My most recent CraigsList purchase is a luxurious ‘87 Chrysler Fifth Avenue. I was just starting to film another video about the car and discovered a little bag of white powder in the ashtray! What is it?
Not being a drug user, I’m not well versed in the packaging and delivery of illicit substances. This car came from an impound lot, so it’s very likely the previous owner never came back to retrieve their belongings. Which apparently, included this little bag of blow! Crazy, right? Even crazier is that I’d been driving the car all week with said blow on board, right under my, ahem, nose.
Initially, I freaked out and threw it right into the garbage. But that night I kept wondering what the hell it was. So in the morning I fished it out, narrowly avoiding a leaking bag of dirty diapers. I carefully placed it in a plastic tub in my garage, hoping that my wife would be okay with a small stash of potentially illegal narcotics in our house.
After a quick Google search, I found that anyone can order drug testing kits online, the same ones that are used by some law enforcement agencies.

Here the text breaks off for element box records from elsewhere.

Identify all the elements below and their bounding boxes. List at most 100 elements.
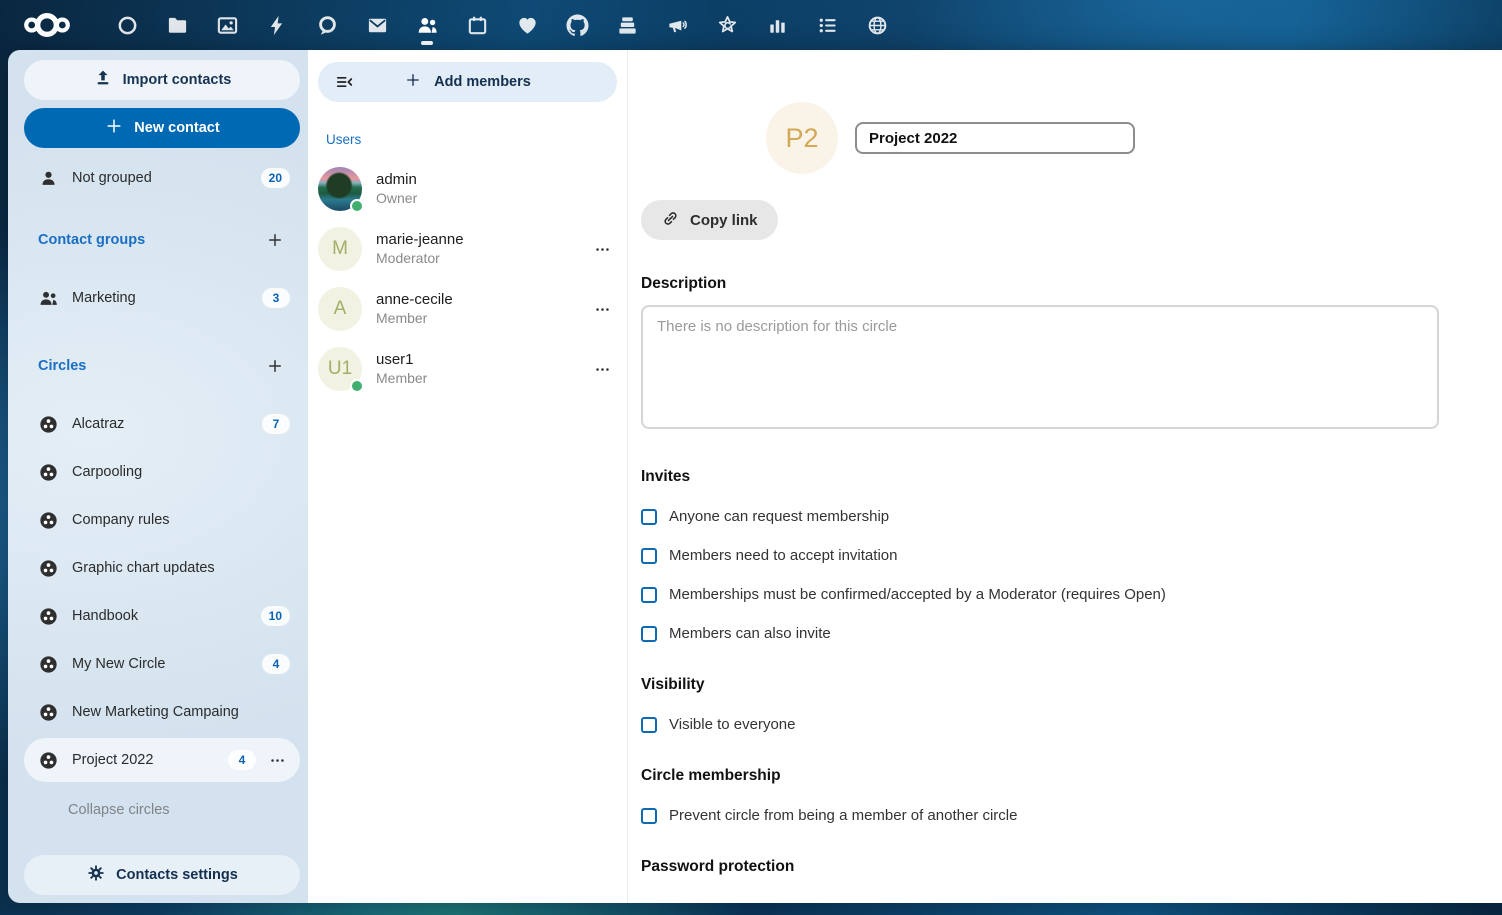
topbar-app-mail-icon[interactable] [352, 0, 402, 50]
gear-icon [86, 863, 106, 887]
circles-icon [36, 748, 60, 772]
member-menu-button[interactable] [589, 356, 615, 382]
add-members-button[interactable]: Add members [318, 62, 617, 102]
contacts-settings-label: Contacts settings [116, 867, 238, 883]
add-circles-button[interactable] [260, 351, 290, 381]
checkbox-anyone-can-request-membership[interactable]: Anyone can request membership [641, 508, 1439, 525]
topbar-app-tasks-icon[interactable] [802, 0, 852, 50]
sidebar-item-alcatraz[interactable]: Alcatraz 7 [24, 402, 300, 446]
topbar-app-heart-icon[interactable] [502, 0, 552, 50]
circles-icon [36, 460, 60, 484]
sidebar-item-marketing[interactable]: Marketing 3 [24, 276, 300, 320]
sidebar-item-handbook[interactable]: Handbook 10 [24, 594, 300, 638]
topbar-app-icons [102, 0, 902, 50]
item-label: My New Circle [72, 656, 262, 672]
member-row-user1[interactable]: U1 user1 Member [318, 339, 617, 399]
members-list: admin Owner M marie-jeanne Moderator A [318, 159, 617, 399]
copy-link-button[interactable]: Copy link [641, 200, 778, 240]
sidebar-item-carpooling[interactable]: Carpooling [24, 450, 300, 494]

I ordered three tests from a medical supply company—one for Heroin/Morphine, one for Meth/Ecstasy, and one for Cocaine/Crack—and paid for overnight shipping. I also purchased a white lab coat from Amazon for good measure!
The next day I skipped work a bit early and headed to my garage, eager to learn if I had been driving this car around all week with cocaine as my cargo. And I figured, I need to document this craziness. Below is the video of my experience.
Now I suppose I need to figure out what to do with it. The bag in question is still sitting in my garage. My wife is not pleased. Do I just throw it away? Call the police? Give it to a junkie? Spike my coffee?
And what do I do with my Chrysler? Is there more coke stashed under the carpet? I feel like I need to search this car with a fine-toothed comb. Lastly, as this car did not come with keys, I still haven’t been able to get the trunk open. Going to call a locksmith tomorrow—crossing my fingers we don’t discover a body in there!
Have you ever purchased a car, or anything else that came with “extras”?